TRIBUNNEWS.COM - Gunung Patah, Gunung yang berdiri megah di perbatasan Provinsi Bengkulu dan Sumatera Selatan dengan ketinggian 2.853 mdpl. Tidak banyak orang yang mengenalnya, sebab jalurnya yang belum dibuka untuk umum dan informasinya yang masih minim.

Namun karena itu, Gunung Patah menyimpan daya tarik tersendiri: Hutan hujan tropis yang masih lebat, flora dan fauna yang masih jarang dijamah orang-orang, serta cerita lokal yang turun temurun diwariskan masyarakat adat setempat.

Bagi Mapala UI, keheningan dan misteri tersebut bukanlah alasan untuk berbalik arah, melainkan menjadi sebuah tantangan untuk belajar dan memahami. Lewat program Satria Hutan Indonesia (SHI) 2025, Gunung Patah dipilih sebagai medan belajar sekaligus ruang perjumpaan dengan alam dan budaya.

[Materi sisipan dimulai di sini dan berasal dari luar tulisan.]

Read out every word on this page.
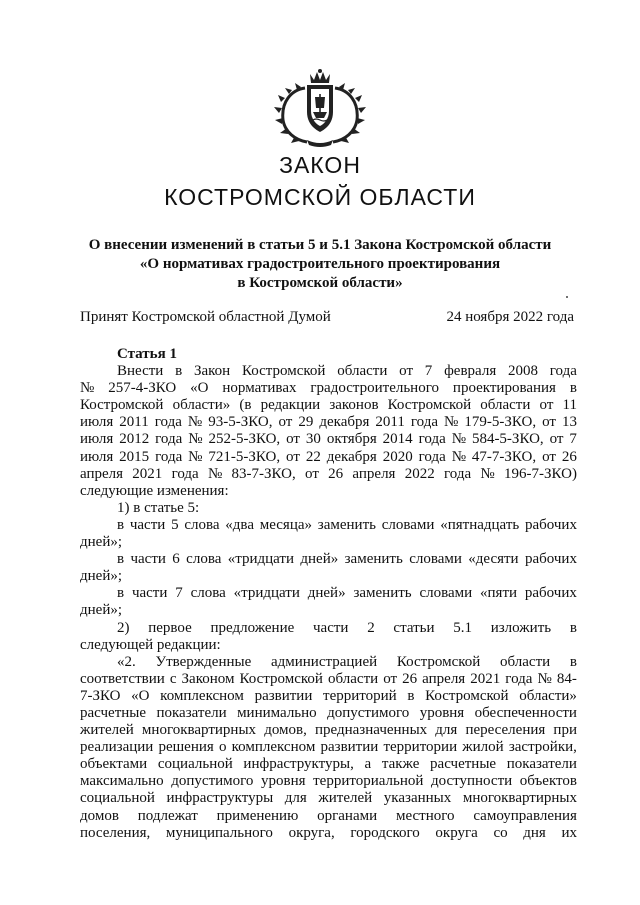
ЗАКОН
КОСТРОМСКОЙ ОБЛАСТИ
О внесении изменений в статьи 5 и 5.1 Закона Костромской области
«О нормативах градостроительного проектирования
в Костромской области»
Принят Костромской областной Думой	24 ноября 2022 года
Статья 1
Внести в Закон Костромской области от 7 февраля 2008 года
№ 257-4-ЗКО «О нормативах градостроительного проектирования в
Костромской области» (в редакции законов Костромской области от 11
июля 2011 года № 93-5-ЗКО, от 29 декабря 2011 года № 179-5-ЗКО, от 13
июля 2012 года № 252-5-ЗКО, от 30 октября 2014 года № 584-5-ЗКО, от 7
июля 2015 года № 721-5-ЗКО, от 22 декабря 2020 года № 47-7-ЗКО, от 26
апреля 2021 года № 83-7-ЗКО, от 26 апреля 2022 года № 196-7-ЗКО)
следующие изменения:
1) в статье 5:
в части 5 слова «два месяца» заменить словами «пятнадцать рабочих
дней»;
в части 6 слова «тридцати дней» заменить словами «десяти рабочих
дней»;
в части 7 слова «тридцати дней» заменить словами «пяти рабочих
дней»;
2) первое предложение части 2 статьи 5.1 изложить в
следующей редакции:
«2. Утвержденные администрацией Костромской области в
соответствии с Законом Костромской области от 26 апреля 2021 года № 84-
7-ЗКО «О комплексном развитии территорий в Костромской области»
расчетные показатели минимально допустимого уровня обеспеченности
жителей многоквартирных домов, предназначенных для переселения при
реализации решения о комплексном развитии территории жилой застройки,
объектами социальной инфраструктуры, а также расчетные показатели
максимально допустимого уровня территориальной доступности объектов
социальной инфраструктуры для жителей указанных многоквартирных
домов подлежат применению органами местного самоуправления
поселения, муниципального округа, городского округа со дня их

Perjalanan ini berlangsung tepatnya 12 hari, dengan rute lintas jalur, berangkat dari Desa Manau IX, Kabupaten Kaur, hingga turun melalui jalur Kance Diwe di Kota Pagar Alam.

Sepanjang perjalanan, anggota tim pendakian tersebut banyak menghadapi ujian fisik berupa pacet yang menghisap darah, sarang lebah, jalur yang licin dan masih harus dibuka, serta hujan di setiap harinya.

Namun, lebih dari sekadar perjalanan menuju puncak, perjalanan ini diwarnai momen-momen sakral—dimulai dari ritual adat sebelum keberangkatan, penemuan tulang hewan yang tersusun di tengah jalur, hingga pengibaran bendera Merah Putih di puncaknya.

Dengan membawa tema “Kenali Hutan, Jaga Kehidupan”, setiap langkah tim Satria Hutan Indonesia menjadi cara mengikat diri dengan alam, mengingatkan bahwa mendaki bukan hanya untuk mencapai puncaknya, melainkan juga menjaga kehidupan yang ada di dalamnya.

Menghormati yang Terdahulu

Setiap perjalanan besar selalu dimulai dengan penghormatan, dan bagi masyarakat Desa Manau IX, menghormati leluhur adalah bagian tak terpisahkan sebelum mendaki Gunung Patah.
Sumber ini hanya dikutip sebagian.